Само собой разумеется, любить или не любить Спилберга — личное дело Годара. И вряд ли политическая и культурная история США совсем уж незначима в глазах энциклопедически образованного европоцентриста Годара. Протестующий пафос творца фильма призван высветить в зрительском сознании другое — экспансию поп-культуры, нивелирующей все, включая Историю. Недаром в разгар этого яростного диспута звучит еще один закадровый афоризм, прямиком отсылающий нас на треть века назад — к годаровскому же «Альфавилю»: «Когда факт становится легендой, печатают легенду».
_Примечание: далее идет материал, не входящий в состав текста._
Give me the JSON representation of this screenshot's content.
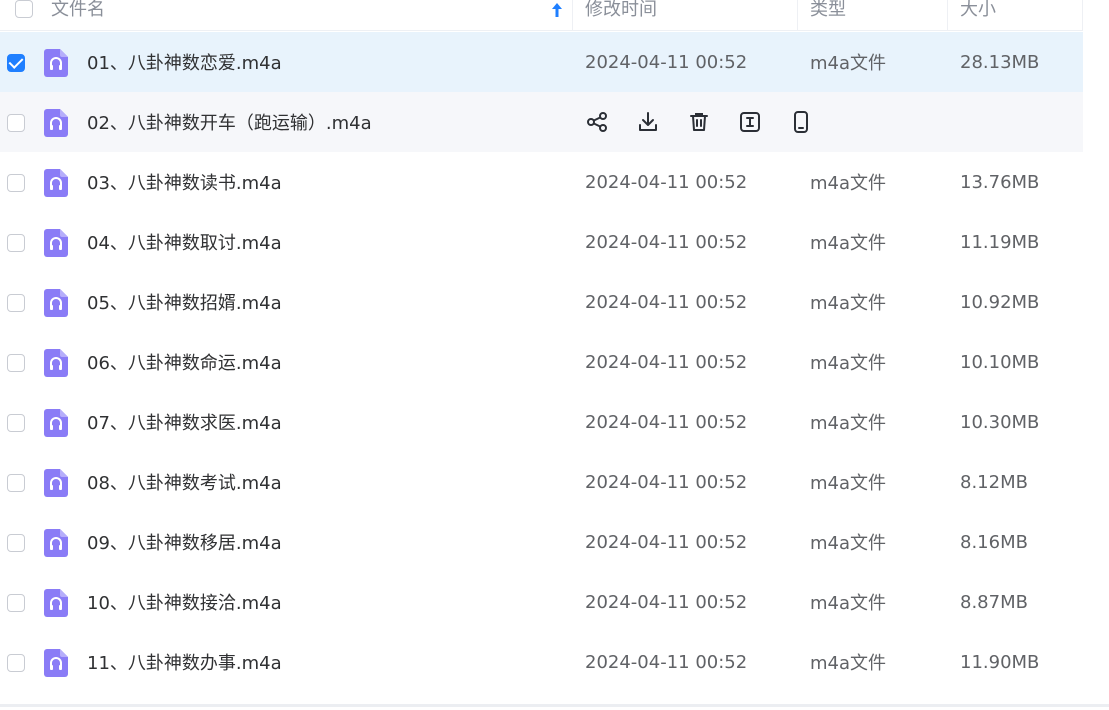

Неблагополучные судьбы сегодняшней культуры — в глазах режиссера существенный компонент тех драматических метаморфоз, какие претерпевает на исходе второго тысячелетия человеческая любовь, простая и необъятная. Потому не меньшей тревогой, нежели трагикомическая одиссея с мемуарами борца Сопротивления, пронизан совсем короткий и откровенно смешной эпизод. Появляется депутация местных школьников. Патриоты края, они в своей петиции просят дублировать фильм «Матрица» на бретонский (!) язык.
Язвительный сарказм, не оставляющий сомнения в зоркости нынешнего Годара — социального аналитика, внезапно сменяется тихой, лирической печалью, стоит лишь маленькой внучке, оставленной со стариками на лето, обрушить на бабушку девятый вал вопросов: «Ради чего вы с дедушкой приняли решение об этом фильме? Ради денег? А почему ты оставила за собой кодовое имя Байар?»
Пожилая женщина молчит: она не знает что сказать ребенку. Похоже, не знает этого и Годар, по-прежнему снедаемый беспокойством. И неудивительно, дети — это завтрашний день.
Какими они будут? Каким будет XXI век? Какой наконец станет любовь в третьем тысячелетии?
Быть может, в утешение аудитории на экране появляется надпись — давний афоризм, принадлежащий Блаженному Августину: «Мера любви — любовь без меры».
Впрочем, такой финал вряд ли всерьез может удовлетворить и автора-демиурга, и его персонажей. Ведь оратория-опера-фильм, навеянные жизнью и судьбой Симоны Вайль, представляющие вопрос бытия и небытия для главного героя фильма, героя-творца, так и остались незавершенными. Что же до любви, «что движет солнце и светила», то о ней, если верить самой последней закадровой реплике, «может быть, и вовсе ничего не было сказано».
Воистину эти слова мог произнести лишь «Декарт кинематографа», как когда-то назвал Годара Жан Колле.
Примечание: Amo ergo sum - Люблю, следовательно, существую (лат.).